Summary: Satellite operators in Thailand are threatening to sue the National Broadcasting and Telecommunications Commission over its proposal for a new taxation regulation.
The Satellite Television Association (STA) of Thailand is opposing a proposed new regulation by National Broadcasting and Telecommunications Commission (NBTC) which will implement a double tax, and plans to bring the regulator to court.
Bangkok Post reported Friday the STA was preparing a petition for the Administrative Court against a new NBTC regulation which will charge a 2 percent licensing fee on satellite TV operators’ annual revenue and another 2 percent universal service obligation (USO) tax on the same revenue. According to a report Friday on The Nation, the NBTC had finished drafting the new regulation which will go to public hearing on Dec. 27.

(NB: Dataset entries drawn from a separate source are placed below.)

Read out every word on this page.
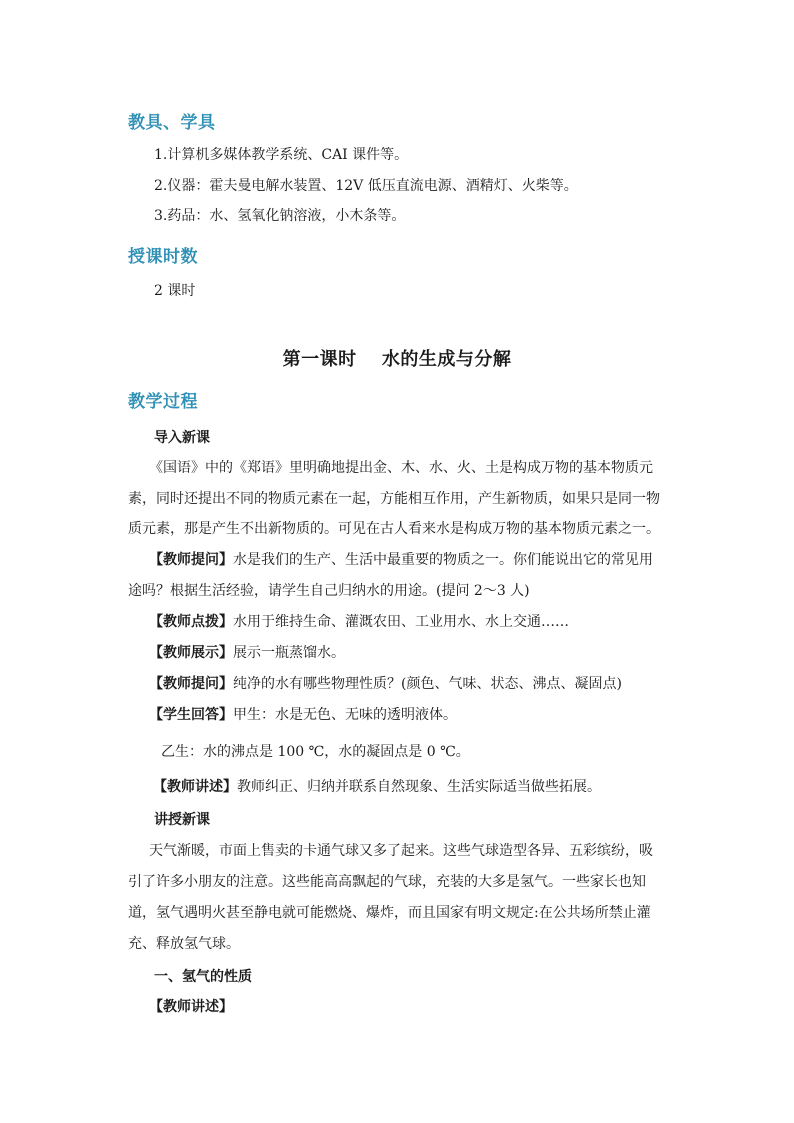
教具、学具
1.计算机多媒体教学系统、CAI 课件等。
2.仪器：霍夫曼电解水装置、12V 低压直流电源、酒精灯、火柴等。
3.药品：水、氢氧化钠溶液，小木条等。
授课时数
2 课时
第一课时　 水的生成与分解
教学过程
导入新课
《国语》中的《郑语》里明确地提出金、木、水、火、土是构成万物的基本物质元
素，同时还提出不同的物质元素在一起，方能相互作用，产生新物质，如果只是同一物
质元素，那是产生不出新物质的。可见在古人看来水是构成万物的基本物质元素之一。
【教师提问】水是我们的生产、生活中最重要的物质之一。你们能说出它的常见用
途吗？根据生活经验，请学生自己归纳水的用途。(提问 2～3 人)
【教师点拨】水用于维持生命、灌溉农田、工业用水、水上交通……
【教师展示】展示一瓶蒸馏水。
【教师提问】纯净的水有哪些物理性质？(颜色、气味、状态、沸点、凝固点)
【学生回答】甲生：水是无色、无味的透明液体。
乙生：水的沸点是 100 ℃，水的凝固点是 0 ℃。
【教师讲述】教师纠正、归纳并联系自然现象、生活实际适当做些拓展。
讲授新课
天气渐暖，市面上售卖的卡通气球又多了起来。这些气球造型各异、五彩缤纷，吸
引了许多小朋友的注意。这些能高高飘起的气球，充装的大多是氢气。一些家长也知
道，氢气遇明火甚至静电就可能燃烧、爆炸，而且国家有明文规定:在公共场所禁止灌
充、释放氢气球。
一、氢气的性质
【教师讲述】
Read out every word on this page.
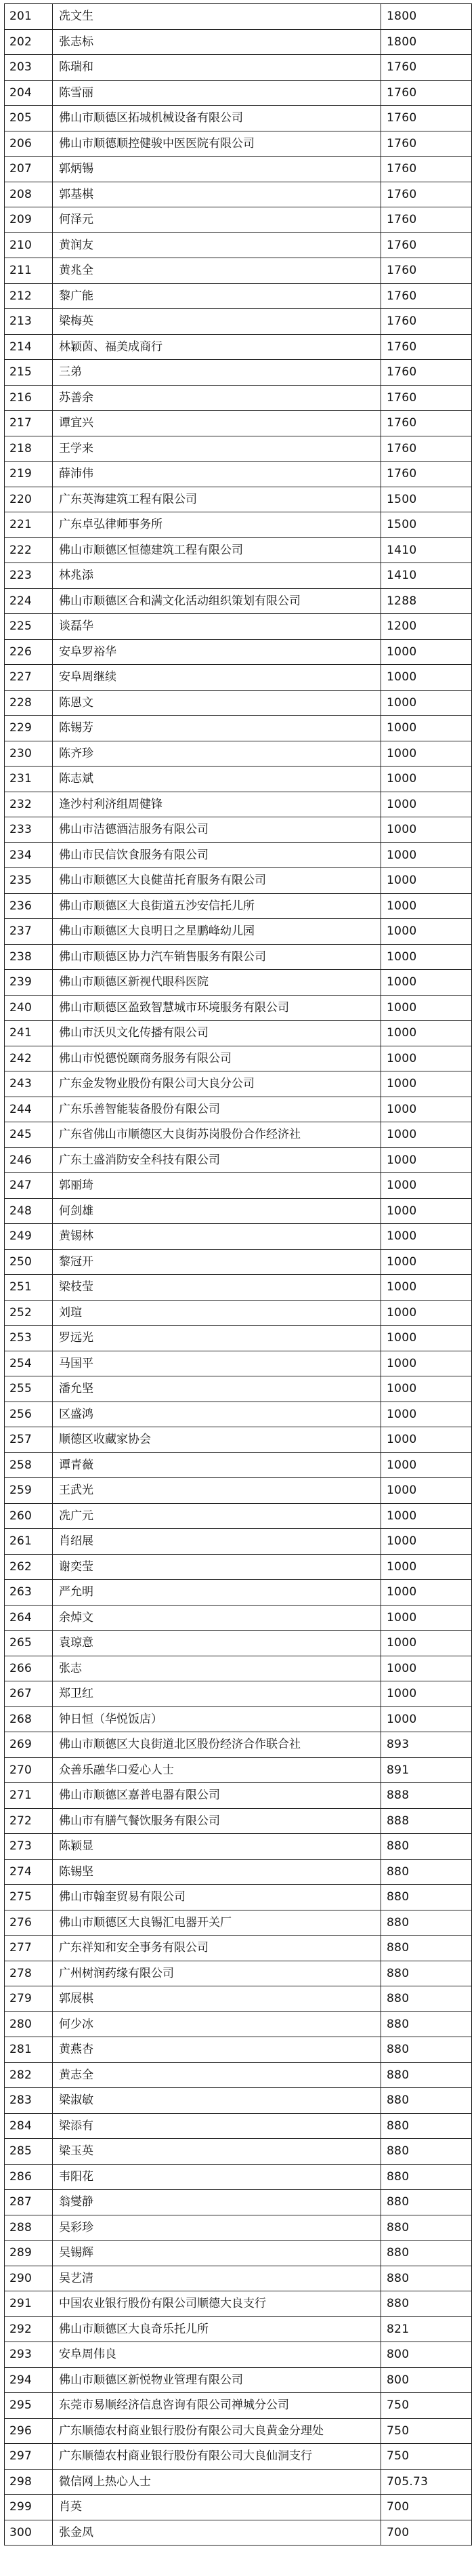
201	冼文生	1800
202	张志标	1800
203	陈瑞和	1760
204	陈雪丽	1760
205	佛山市顺德区拓城机械设备有限公司	1760
206	佛山市顺德顺控健骏中医医院有限公司	1760
207	郭炳锡	1760
208	郭基棋	1760
209	何泽元	1760
210	黄润友	1760
211	黄兆全	1760
212	黎广能	1760
213	梁梅英	1760
214	林颖茵、福美成商行	1760
215	三弟	1760
216	苏善余	1760
217	谭宜兴	1760
218	王学来	1760
219	薛沛伟	1760
220	广东英海建筑工程有限公司	1500
221	广东卓弘律师事务所	1500
222	佛山市顺德区恒德建筑工程有限公司	1410
223	林兆添	1410
224	佛山市顺德区合和满文化活动组织策划有限公司	1288
225	谈磊华	1200
226	安阜罗裕华	1000
227	安阜周继续	1000
228	陈恩文	1000
229	陈锡芳	1000
230	陈齐珍	1000
231	陈志斌	1000
232	逢沙村利济组周健锋	1000
233	佛山市洁德酒洁服务有限公司	1000
234	佛山市民信饮食服务有限公司	1000
235	佛山市顺德区大良健苗托育服务有限公司	1000
236	佛山市顺德区大良街道五沙安信托儿所	1000
237	佛山市顺德区大良明日之星鹏峰幼儿园	1000
238	佛山市顺德区协力汽车销售服务有限公司	1000
239	佛山市顺德区新视代眼科医院	1000
240	佛山市顺德区盈致智慧城市环境服务有限公司	1000
241	佛山市沃贝文化传播有限公司	1000
242	佛山市悦德悦颐商务服务有限公司	1000
243	广东金发物业股份有限公司大良分公司	1000
244	广东乐善智能装备股份有限公司	1000
245	广东省佛山市顺德区大良街苏岗股份合作经济社	1000
246	广东土盛消防安全科技有限公司	1000
247	郭丽琦	1000
248	何剑雄	1000
249	黄锡林	1000
250	黎冠开	1000
251	梁枝莹	1000
252	刘瑄	1000
253	罗远光	1000
254	马国平	1000
255	潘允坚	1000
256	区盛鸿	1000
257	顺德区收藏家协会	1000
258	谭青薇	1000
259	王武光	1000
260	冼广元	1000
261	肖绍展	1000
262	谢奕莹	1000
263	严允明	1000
264	余焯文	1000
265	袁琼意	1000
266	张志	1000
267	郑卫红	1000
268	钟日恒（华悦饭店）	1000
269	佛山市顺德区大良街道北区股份经济合作联合社	893
270	众善乐融华口爱心人士	891
271	佛山市顺德区嘉普电器有限公司	888
272	佛山市有膳气餐饮服务有限公司	888
273	陈颖显	880
274	陈锡坚	880
275	佛山市翰奎贸易有限公司	880
276	佛山市顺德区大良锡汇电器开关厂	880
277	广东祥知和安全事务有限公司	880
278	广州树润药缘有限公司	880
279	郭展棋	880
280	何少冰	880
281	黄燕杏	880
282	黄志全	880
283	梁淑敏	880
284	梁添有	880
285	梁玉英	880
286	韦阳花	880
287	翁燮静	880
288	吴彩珍	880
289	吴锡辉	880
290	吴艺清	880
291	中国农业银行股份有限公司顺德大良支行	880
292	佛山市顺德区大良奇乐托儿所	821
293	安阜周伟良	800
294	佛山市顺德区新悦物业管理有限公司	800
295	东莞市易顺经济信息咨询有限公司禅城分公司	750
296	广东顺德农村商业银行股份有限公司大良黄金分理处	750
297	广东顺德农村商业银行股份有限公司大良仙洞支行	750
298	微信网上热心人士	705.73
299	肖英	700
300	张金凤	700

Bangkok Post cited STA chairman Niphon Naksompop as saying: “This regulation violates the law. It should be scrapped as the rates are too high for operators… A final decision on whether to file the petition will be made this month.”
The English daily reported satellite TV operators generate a monthly revenue ranging from 1 million to 10 million baht (US$32,563 to US$325,627), with profit margins of 5 to 10 percent. In 2011, as many as 52 companies entered the Thai local satellite TV market, it added.

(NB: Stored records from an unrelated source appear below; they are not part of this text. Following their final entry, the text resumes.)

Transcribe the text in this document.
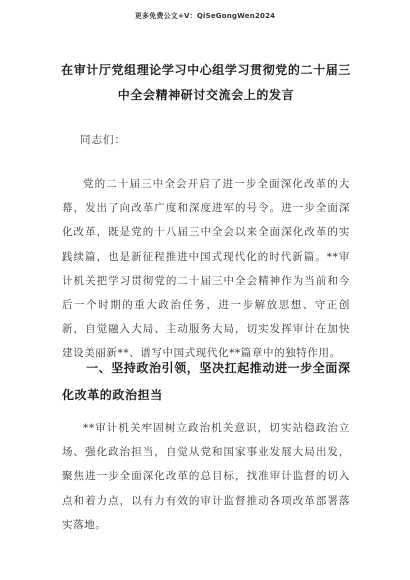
更多免费公文+V：QiSeGongWen2024
在审计厅党组理论学习中心组学习贯彻党的二十届三中全会精神研讨交流会上的发言
同志们：
党的二十届三中全会开启了进一步全面深化改革的大幕，发出了向改革广度和深度进军的号令。进一步全面深化改革，既是党的十八届三中全会以来全面深化改革的实践续篇，也是新征程推进中国式现代化的时代新篇。**审计机关把学习贯彻党的二十届三中全会精神作为当前和今后一个时期的重大政治任务，进一步解放思想、守正创新，自觉融入大局、主动服务大局，切实发挥审计在加快建设美丽新**、谱写中国式现代化**篇章中的独特作用。
一、坚持政治引领，坚决扛起推动进一步全面深化改革的政治担当
**审计机关牢固树立政治机关意识，切实站稳政治立场、强化政治担当，自觉从党和国家事业发展大局出发，聚焦进一步全面深化改革的总目标，找准审计监督的切入点和着力点，以有力有效的审计监督推动各项改革部署落实落地。
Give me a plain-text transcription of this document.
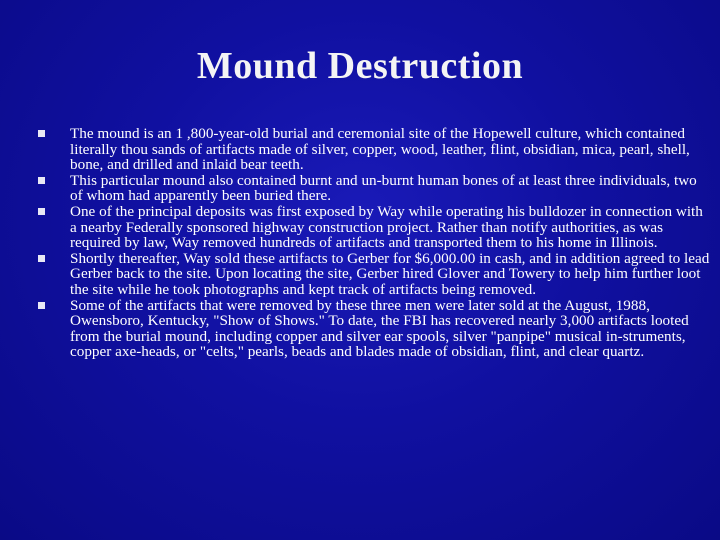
Mound Destruction
The mound is an 1 ,800-year-old burial and ceremonial site of the Hopewell culture, which contained literally thou sands of artifacts made of silver, copper, wood, leather, flint, obsidian, mica, pearl, shell, bone, and drilled and inlaid bear teeth.
This particular mound also contained burnt and un-burnt human bones of at least three individuals, two of whom had apparently been buried there.
One of the principal deposits was first exposed by Way while operating his bulldozer in connection with a nearby Federally sponsored highway construction project. Rather than notify authorities, as was required by law, Way removed hundreds of artifacts and transported them to his home in Illinois.
Shortly thereafter, Way sold these artifacts to Gerber for $6,000.00 in cash, and in addition agreed to lead Gerber back to the site. Upon locating the site, Gerber hired Glover and Towery to help him further loot the site while he took photographs and kept track of artifacts being removed.
Some of the artifacts that were removed by these three men were later sold at the August, 1988, Owensboro, Kentucky, "Show of Shows." To date, the FBI has recovered nearly 3,000 artifacts looted from the burial mound, including copper and silver ear spools, silver "panpipe" musical in-struments, copper axe-heads, or "celts," pearls, beads and blades made of obsidian, flint, and clear quartz.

STA Secretary Pongchai Shanmartkit said the fees could create a barrier to entry for new market players, as small and midsize operators may find it difficult to survive in the market which will likely be controlled by the existing 10 large providers.
In November, two of Thailand’s three telcos threatened to sue NBTC if the regulator further delayed issuing 3G licenses in the country. The regulator raised 41.6 billion baht (US$1.4 billion) from the spectrum auction which was held in October, but had not released the 15-year licenses because the Thai court had yet to rule if the auction was valid.